Qui a dit à un jeune auteur voulant être publié : « On n'entre ici qu'avec une réputation faite ! Devenez célèbre, et vous y trouverez des flots d'or » ? Réponse : le libraire Dauriat au jeune poète Lucien de Rubempré dans Les Illusions perdues de Balzac. Cette lecture d’un des grands romans du XIXème siècle n’est pas dépaysante mais paradoxalement très rafraîchissante. Elle permet en effet de se rendre compte que dès cette époque l’économie du livre était mise en place et que pour être édité, les obstacles, comme aujourd’hui étaient multiples.

Dans cet extrait, Lucien se rend avec quelques amis journalistes chez le libraire le plus influent de Paris pour lui présenter un manuscrit. Mais Dauriat se montre immédiatement réticent. Son premier argument est qu’il reçoit de trop nombreux manuscrits et qu’il peine à tout lire. L’idée lui viendrait presque d’avoir un comité de lecture pour le seconder dans la sélection des textes : « j'aurai bientôt besoin d'une administration pour régir le dépôt des manuscrits, un bureau de lecture pour les examiner ; il y aura des stances pour voter sur leur mérite, avec des jetons de présence, et un Secrétaire Perpétuel pour me présenter des rapports ». Devant la ténacité de ses visiteurs, il avance un second motif : il ne veut pas d’un auteur inconnu, qui n’a rien publié car cela ne lui rapporte aucun avantage : « Moi, je ne m'amuse pas à publier un livre, à risquer deux mille francs pour en gagner deux mille ; je fais des spéculations en littérature (…). Il faut autant de peine pour faire prendre un nom nouveau, un auteur et son livre, que pour faire réussir les Théâtres Etrangers, Victoires et Conquêtes, ou les Mémoires sur la Révolution, qui sont une fortune. Je ne suis pas ici pour être le marchepied des gloires à venir, mais pour gagner de l'argent et pour en donner aux hommes célèbres ». Je suis sûre que ces paroles vous rappellent quelque chose…

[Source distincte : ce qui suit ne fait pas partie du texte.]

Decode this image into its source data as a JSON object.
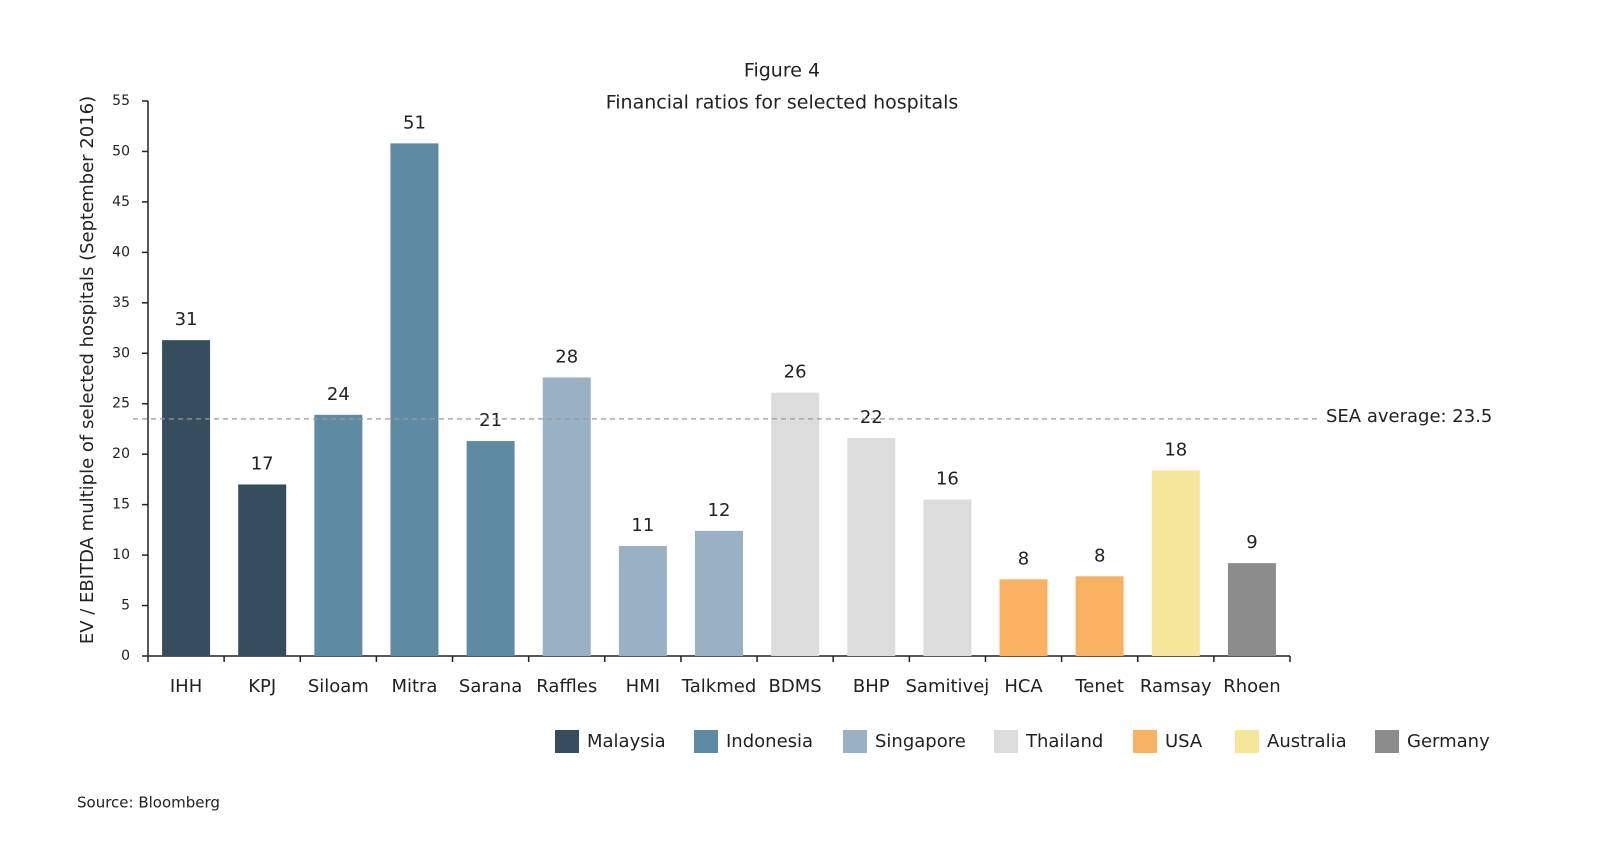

Lucien a ensuite le malheur de lui apprendre qu’il est poète. Selon Dauriat, les lord Byron, Lamartine et Hugo sont à l’origine d’une « invasion de barbares ». Une nouvelle génération veut imiter ses aînés sans art et sans talent, espère connaître la même gloire littéraire qu’eux et « sous prétexte d'originalité, les jeunes gens se livrent à des strophes incompréhensibles, à des poèmes descriptifs où la jeune Ecole se croit nouvelle en inventant Delille ! »

Après son laïus sur les vers qui « dévoreront la librairie », il accepte de lire le manuscrit de Lucien et lui promet que si les textes lui plaisent, il fera de lui « un grand poète » !

Le retournement de situation peut sembler étrange mais le libraire a simplement voulu montrer à Lucien que c’est lui qui décide de son destin.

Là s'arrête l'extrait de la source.